Researchers have run some apparently very convincing simulations on the likely origins of a group of Centaurs. These are small bodies orbiting around the Sun between our solar system’s outer planets. Those researchers found that they provide evidence of the icy comet-asteroid combos originally arriving in our solar system from interstellar space. They say the speculation is interesting because if these Centaurs were indeed “born” elsewhere, they may one day give us clues as to what kind of physical and chemical differences exist between different solar systems.

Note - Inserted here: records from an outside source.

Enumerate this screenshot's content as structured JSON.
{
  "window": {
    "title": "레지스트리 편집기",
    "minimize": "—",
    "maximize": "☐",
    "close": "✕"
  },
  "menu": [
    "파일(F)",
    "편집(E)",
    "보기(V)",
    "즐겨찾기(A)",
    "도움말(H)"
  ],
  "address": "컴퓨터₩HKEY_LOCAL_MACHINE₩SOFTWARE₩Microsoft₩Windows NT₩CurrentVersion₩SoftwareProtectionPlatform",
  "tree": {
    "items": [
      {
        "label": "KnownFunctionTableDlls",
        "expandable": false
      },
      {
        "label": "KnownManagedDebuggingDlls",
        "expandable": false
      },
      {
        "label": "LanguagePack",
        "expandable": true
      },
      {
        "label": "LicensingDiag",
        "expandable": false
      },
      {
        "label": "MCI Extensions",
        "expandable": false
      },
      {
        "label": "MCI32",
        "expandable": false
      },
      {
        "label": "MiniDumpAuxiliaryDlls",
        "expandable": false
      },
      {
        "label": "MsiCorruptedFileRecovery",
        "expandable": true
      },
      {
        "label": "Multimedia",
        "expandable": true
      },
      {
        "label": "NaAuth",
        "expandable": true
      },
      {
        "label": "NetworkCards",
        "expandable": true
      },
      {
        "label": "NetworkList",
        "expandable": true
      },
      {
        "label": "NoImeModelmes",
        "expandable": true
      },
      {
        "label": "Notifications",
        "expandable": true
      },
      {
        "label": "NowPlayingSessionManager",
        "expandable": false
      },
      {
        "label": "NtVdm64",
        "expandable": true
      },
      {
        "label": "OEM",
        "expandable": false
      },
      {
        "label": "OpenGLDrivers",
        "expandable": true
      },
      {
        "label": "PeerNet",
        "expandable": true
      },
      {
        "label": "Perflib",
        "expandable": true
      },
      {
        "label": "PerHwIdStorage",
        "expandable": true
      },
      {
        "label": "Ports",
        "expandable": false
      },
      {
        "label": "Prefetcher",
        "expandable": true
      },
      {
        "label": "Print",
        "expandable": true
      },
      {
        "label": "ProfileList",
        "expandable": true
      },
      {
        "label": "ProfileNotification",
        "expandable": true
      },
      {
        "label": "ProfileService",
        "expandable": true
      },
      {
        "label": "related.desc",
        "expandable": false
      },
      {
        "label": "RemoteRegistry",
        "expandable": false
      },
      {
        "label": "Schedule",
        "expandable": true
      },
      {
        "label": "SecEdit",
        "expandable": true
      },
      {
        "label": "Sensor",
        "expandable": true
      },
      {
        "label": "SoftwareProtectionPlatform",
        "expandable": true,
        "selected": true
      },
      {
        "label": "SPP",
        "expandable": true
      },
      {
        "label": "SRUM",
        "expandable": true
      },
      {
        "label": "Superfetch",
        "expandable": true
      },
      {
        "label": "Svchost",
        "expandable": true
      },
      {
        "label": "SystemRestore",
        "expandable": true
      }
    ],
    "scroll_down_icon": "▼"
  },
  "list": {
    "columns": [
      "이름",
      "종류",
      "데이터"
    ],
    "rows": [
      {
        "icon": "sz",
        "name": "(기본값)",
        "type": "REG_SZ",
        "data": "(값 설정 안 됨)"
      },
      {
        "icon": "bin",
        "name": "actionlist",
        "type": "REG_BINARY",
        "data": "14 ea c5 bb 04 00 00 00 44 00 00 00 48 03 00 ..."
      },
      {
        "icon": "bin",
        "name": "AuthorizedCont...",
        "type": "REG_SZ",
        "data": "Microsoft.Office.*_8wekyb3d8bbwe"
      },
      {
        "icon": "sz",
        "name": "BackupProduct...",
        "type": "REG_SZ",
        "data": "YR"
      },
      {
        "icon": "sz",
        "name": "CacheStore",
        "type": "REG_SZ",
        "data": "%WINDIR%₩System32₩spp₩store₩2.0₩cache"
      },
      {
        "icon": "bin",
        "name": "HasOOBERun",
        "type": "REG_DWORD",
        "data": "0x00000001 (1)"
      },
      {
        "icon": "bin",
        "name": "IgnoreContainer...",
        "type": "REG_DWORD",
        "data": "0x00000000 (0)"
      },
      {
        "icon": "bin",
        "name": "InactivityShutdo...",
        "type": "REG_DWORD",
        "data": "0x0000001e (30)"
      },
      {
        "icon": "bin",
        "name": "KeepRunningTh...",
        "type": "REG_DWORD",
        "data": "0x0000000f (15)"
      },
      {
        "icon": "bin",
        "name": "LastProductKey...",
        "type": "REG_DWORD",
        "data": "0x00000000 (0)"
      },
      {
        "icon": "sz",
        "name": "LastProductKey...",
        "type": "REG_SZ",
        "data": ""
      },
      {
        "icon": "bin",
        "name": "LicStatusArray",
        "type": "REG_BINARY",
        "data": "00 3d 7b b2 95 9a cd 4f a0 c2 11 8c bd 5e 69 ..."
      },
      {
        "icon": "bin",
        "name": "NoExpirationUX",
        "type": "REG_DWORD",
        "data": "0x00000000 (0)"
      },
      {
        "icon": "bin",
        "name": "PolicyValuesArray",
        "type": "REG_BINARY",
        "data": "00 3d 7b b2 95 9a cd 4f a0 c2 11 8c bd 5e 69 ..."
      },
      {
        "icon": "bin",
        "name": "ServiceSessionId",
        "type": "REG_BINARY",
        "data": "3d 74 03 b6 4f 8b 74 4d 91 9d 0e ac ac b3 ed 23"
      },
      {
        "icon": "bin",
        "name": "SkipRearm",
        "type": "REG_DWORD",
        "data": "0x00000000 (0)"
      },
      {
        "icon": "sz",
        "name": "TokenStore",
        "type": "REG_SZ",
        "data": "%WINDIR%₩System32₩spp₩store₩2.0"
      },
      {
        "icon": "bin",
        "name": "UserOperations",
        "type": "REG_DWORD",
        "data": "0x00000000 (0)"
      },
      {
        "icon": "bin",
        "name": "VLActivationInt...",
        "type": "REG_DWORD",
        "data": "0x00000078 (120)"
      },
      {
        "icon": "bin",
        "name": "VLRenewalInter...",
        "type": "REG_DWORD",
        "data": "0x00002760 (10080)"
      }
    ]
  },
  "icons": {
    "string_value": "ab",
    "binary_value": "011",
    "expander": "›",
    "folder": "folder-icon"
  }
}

An illustration of a Centaur dubbed Chariklo.

  ESO

A recent study published in the Monthly Notices of the Royal Astronomical Society (via Gizmodo) by Fathi Namouni at the Université Côte d’Azur in France and Helena Morais at São Paulo State University (UNESP) in Brazil supported the research. They based the study on simulations of 17 Centaurs, as well as two trans-Neptunian objects (TNOs). They all display high orbital inclinations relative to the orbital plane of our solar system’s planets. I.e. they orbit around the sun at an angle relative to the major planets in the solar system. You can see this in the clip below.

The researchers took these 19 asteroids—technically Centaurs have both comet and asteroid characteristics, hence their being named after a hybrid horse-human—and ran simulations of where they may have come from in the past. And while many of the simulations resulted in the studied asteroids slamming into the Sun or another planet in our solar system, some of them did show the asteroids eventually settling into a stable orbit around the Sun; the same stable orbit that is verifiable by observation.

Note the white ring closest to top of video marks orbital path of Centaurs.

But those simulations resulting in the asteroids settling into a stable orbit around the Sun all required that the asteroids come from outside our solar system. More specifically, the 19 asteroids almost certainly did not develop alongside the planets and other bodies orbiting the Sun that originally arose from our home star’s accretion disk. This was a disk-shaped cloud of dust and gas left over from the Sun’s formation. (Imagine the disk of dust and gas forming into clumps and eventually into planets and other orbiting bodies thanks to gravity.)

In regards to the significance of the findings, Morais spoke with Science Alert, noting that if the studied asteroids did come from another solar system and if we can one day more closely study the composition of the asteroids, we’ll gain insight into the chemical and physical makeup of other stars that were part of the Sun’s birth cluster. Our star was likely formed alongside roughly 1,000 others from an unthinkably massive nebula.

An illustration of an accretion disk around a protostar (note this is not the Sun).

  Judy Schmidt 

“This population will give us clues about the Sun’s early birth cluster,” Morais told Science Alert, “[as well as] how interstellar asteroid capture occurred, and the role that interstellar matter had in chemically enriching the Solar System and shaping its evolution.”